Dieser kurze Exkurs zeigt an, dass es sich um ein Krisen-Phänomen handelt, das sich schon länger abzeichnet - und dies in Gesellschaften, die sich gerne als fortschrittlich bezeichnen.

Ignoranz der Politik

"Das kann man natürlich alles wegnicken. Machen ja auch die meisten. Ich werde oft belächelt, wenn ich schreibe, dass unser Umgang mit Jugendlichen nicht nur ihnen selbst, sondern auch der Demokratie schadet", ordnet der deutsche Journalist Bent Freiwald den Umgang mit Ergebnissen wie aktuell von der genannten Jugend-Studie ein. "Kinder und Jugendliche werden von der Politik oft ignoriert."

Der Krieg

Herausgestellt wurde in Medienberichten der vergangenen Woche zur Studie "Jugend in Deutschland – Sommer 2022", dass die größte Sorge der 14- bis 24-Jährigen nicht mehr der Klimawandel sei, "sondern der Krieg", was aber nicht heiße, dass die Angst vor dem Klimawandel abgenommen habe. Es sind immerhin mehr als die Hälfte, die sich bei diesem Thema Sorgen machen.

Auf die Fragestellung "Welche wirtschaftlich-gesellschaftlichen Themen bereiten dir Sorge?", antworteten 68 Prozent mit "Krieg in Europa", 55 Prozent mit "Klimawandel", 46 Prozent mit "Inflation" ("Je länger man das Problem verschleppt, desto härter werden die Konsequenzen"), 40 Prozent mit "Spaltung der Gesellschaft" und ein fast genauso hoher Anteil (ein Prozentpunkt weniger) mit "Wirtschaftskrise".

Nicht ganz jede (r) Fünfte (18 Prozent) sorgt sich um "Konflikte zwischen den Generationen". Und vier Prozent machen sich keine Sorgen.

Der gleiche Prozentsatz der Unter-18-Jährigen könnte sich vorstellen, sich nach Beendigung der Schulzeit bei der Bundeswehr oder einem Freiwilligendienst zu bewerben", so der Studienleiter Klaus Hurrelmann zum Themenkomplex "Krieg in Europa".

Bemerkenswert ist, dass sich unter den Jugendlichen im Alter zwischen 14- und 29 Jahren nach seinen Worten eine "eher zurückhaltende Zustimmung zu politischen Maßnahmen, um Russland zu sanktionieren und die Abwehrkräfte zu stärken" beobachten lasse.

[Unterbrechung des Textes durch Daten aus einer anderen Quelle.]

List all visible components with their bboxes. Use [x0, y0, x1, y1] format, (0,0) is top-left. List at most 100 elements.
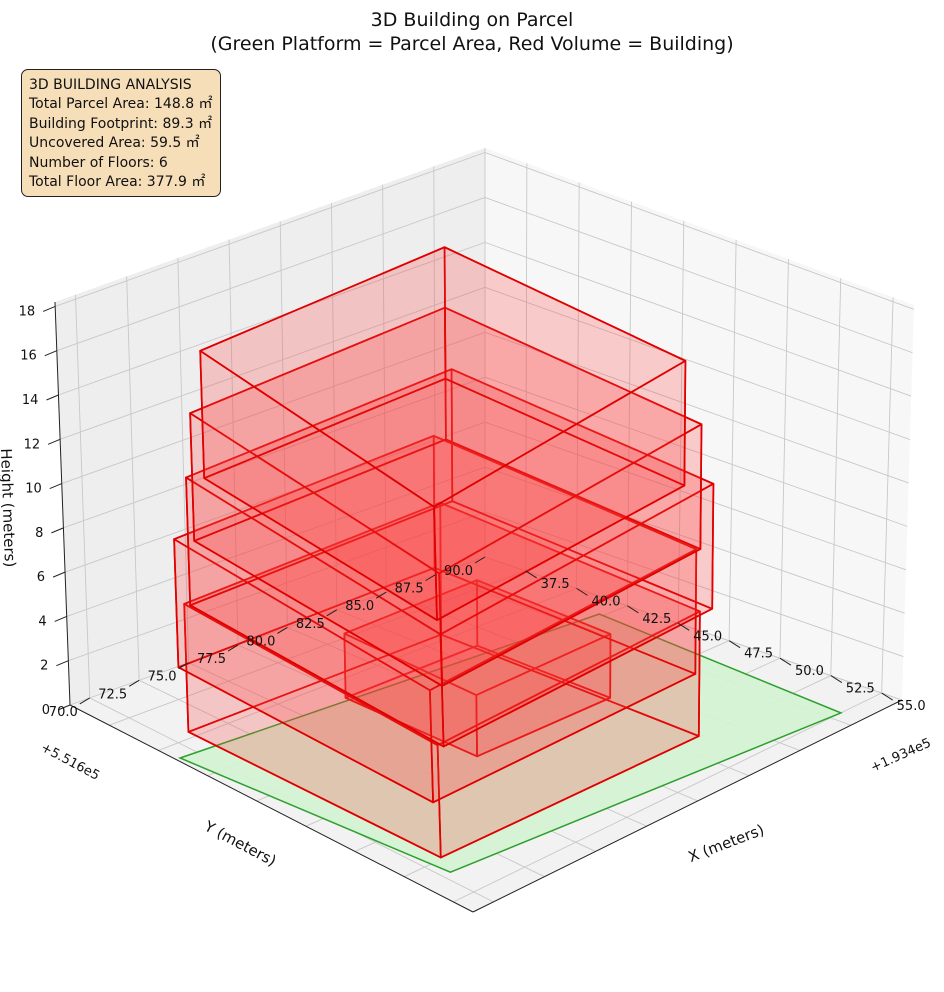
y-tick-mark — [425, 574, 436, 582]
stats-floor-area: Total Floor Area: 377.9 ㎡ — [29, 174, 206, 191]
y-tick-label: 90.0 — [444, 564, 473, 579]
stats-footprint: Building Footprint: 89.3 ㎡ — [29, 115, 213, 132]
y-tick-mark — [326, 609, 338, 617]
z-axis-line — [54, 301, 71, 706]
x-tick-mark — [728, 640, 741, 649]
x-tick-label: 47.5 — [744, 647, 773, 662]
y-gridline — [279, 221, 288, 628]
x-gridline — [830, 278, 842, 676]
floor-face — [343, 579, 612, 696]
z-tick-label: 16 — [20, 349, 37, 364]
y-tick-label: 70.0 — [49, 705, 78, 720]
y-tick-mark — [474, 556, 486, 564]
x-tick-label: 42.5 — [642, 612, 671, 627]
x-tick-mark — [576, 587, 588, 596]
stats-parcel-area: Total Parcel Area: 148.8 ㎡ — [29, 96, 213, 113]
z-tick-mark — [51, 527, 64, 534]
y-tick-label: 72.5 — [98, 687, 127, 702]
z-tick-mark — [49, 483, 62, 490]
z-tick-label: 10 — [25, 482, 42, 497]
stats-floors: Number of Floors: 6 — [29, 154, 168, 171]
x-tick-mark — [627, 605, 639, 614]
z-axis-label: Height (meters) — [0, 448, 19, 568]
z-gridline — [61, 331, 486, 484]
z-gridline — [484, 241, 912, 397]
z-gridline — [484, 197, 913, 354]
z-gridline — [484, 466, 905, 614]
z-gridline — [63, 376, 486, 529]
z-tick-mark — [44, 350, 58, 357]
z-gridline — [64, 421, 486, 573]
parcel-polygon — [178, 613, 843, 874]
x-tick-label: 45.0 — [693, 629, 722, 644]
chart-subtitle: (Green Platform = Parcel Area, Red Volum… — [210, 33, 733, 55]
x-tick-label: 52.5 — [846, 682, 875, 697]
parcel-platform — [178, 613, 843, 874]
z-gridline — [58, 241, 486, 396]
z-gridline — [66, 466, 486, 617]
z-tick-label: 8 — [35, 526, 43, 541]
z-tick-mark — [52, 571, 66, 578]
y-gridline — [177, 257, 190, 663]
z-tick-label: 6 — [37, 570, 45, 585]
x-gridline — [881, 297, 894, 694]
x-tick-label: 50.0 — [795, 664, 824, 679]
y-gridline — [75, 294, 91, 698]
x-gridline — [626, 201, 632, 606]
stats-uncovered: Uncovered Area: 59.5 ㎡ — [29, 135, 200, 152]
z-tick-label: 14 — [22, 393, 39, 408]
x-tick-label: 55.0 — [897, 699, 926, 714]
y-axis-label: Y (meters) — [201, 817, 280, 870]
x-gridline — [779, 259, 789, 659]
z-gridline — [484, 421, 907, 571]
y-tick-mark — [227, 644, 239, 652]
y-tick-label: 87.5 — [395, 582, 424, 597]
z-tick-label: 18 — [19, 304, 36, 319]
y-gridline — [330, 202, 338, 610]
axis-panes — [55, 148, 914, 912]
y-gridline — [228, 239, 239, 646]
x-gridline — [677, 220, 685, 624]
x-tick-label: 37.5 — [541, 577, 570, 592]
y-offset-label: +5.516e5 — [38, 740, 102, 783]
y-tick-label: 82.5 — [296, 617, 325, 632]
x-axis-line — [69, 704, 474, 913]
building-volume — [173, 246, 715, 859]
x-gridline — [525, 163, 528, 571]
z-gridline — [484, 376, 908, 527]
x-tick-mark — [779, 657, 792, 666]
z-gridline — [484, 152, 915, 310]
floor-face — [185, 368, 715, 636]
chart-title: 3D Building on Parcel — [371, 9, 574, 31]
x-tick-mark — [830, 675, 843, 684]
axis-lines — [54, 301, 903, 913]
y-tick-mark — [79, 697, 91, 705]
z-tick-mark — [47, 438, 61, 445]
x-gridline — [576, 182, 580, 589]
floor-face — [189, 306, 703, 575]
z-gridline — [484, 511, 904, 658]
x-tick-label: 40.0 — [592, 594, 621, 609]
z-tick-mark — [56, 660, 69, 667]
left-wall-pane — [55, 148, 485, 705]
x-offset-label: +1.934e5 — [869, 736, 934, 776]
z-gridline — [56, 197, 486, 352]
tick-labels: 37.5 40.0 42.5 45.0 47.5 50.0 52.5 55.0 70.0 72.5… — [19, 304, 926, 720]
analysis-stats-box: 3D BUILDING ANALYSIS Total Parcel Area: … — [21, 69, 221, 197]
x-axis-label: X (meters) — [686, 821, 767, 866]
z-tick-label: 4 — [38, 614, 46, 629]
y-tick-mark — [178, 662, 189, 670]
z-gridline — [55, 152, 486, 307]
x-tick-mark — [525, 570, 537, 579]
z-tick-mark — [46, 394, 59, 401]
y-axis-line — [472, 699, 903, 913]
building-floor — [189, 306, 703, 687]
y-tick-label: 75.0 — [148, 670, 177, 685]
z-gridline — [59, 286, 486, 440]
y-tick-mark — [277, 627, 288, 634]
z-tick-mark — [57, 704, 71, 711]
z-gridline — [484, 286, 911, 440]
z-gridline — [68, 511, 486, 662]
x-tick-mark — [677, 622, 690, 631]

So würden "nur 58 Prozent umfassende Sanktionen gegen Russland" befürworten, 43 Prozent die Erhöhung von Militärausgaben der Bundesregierung und 37 Prozent Waffenlieferungen an die Ukraine.

Insgesamt mache das soziologische Messgerät "Datajockey-Jugendbarometer" eine erstaunlich positive Grundstimmung in der jungen Generation aus: Die meisten Befragten würden für sich persönlich trotz aller Belastungen eine gute Zukunft erwarten. Auch wenn "die innere Unruhe" klar erkennbar sei.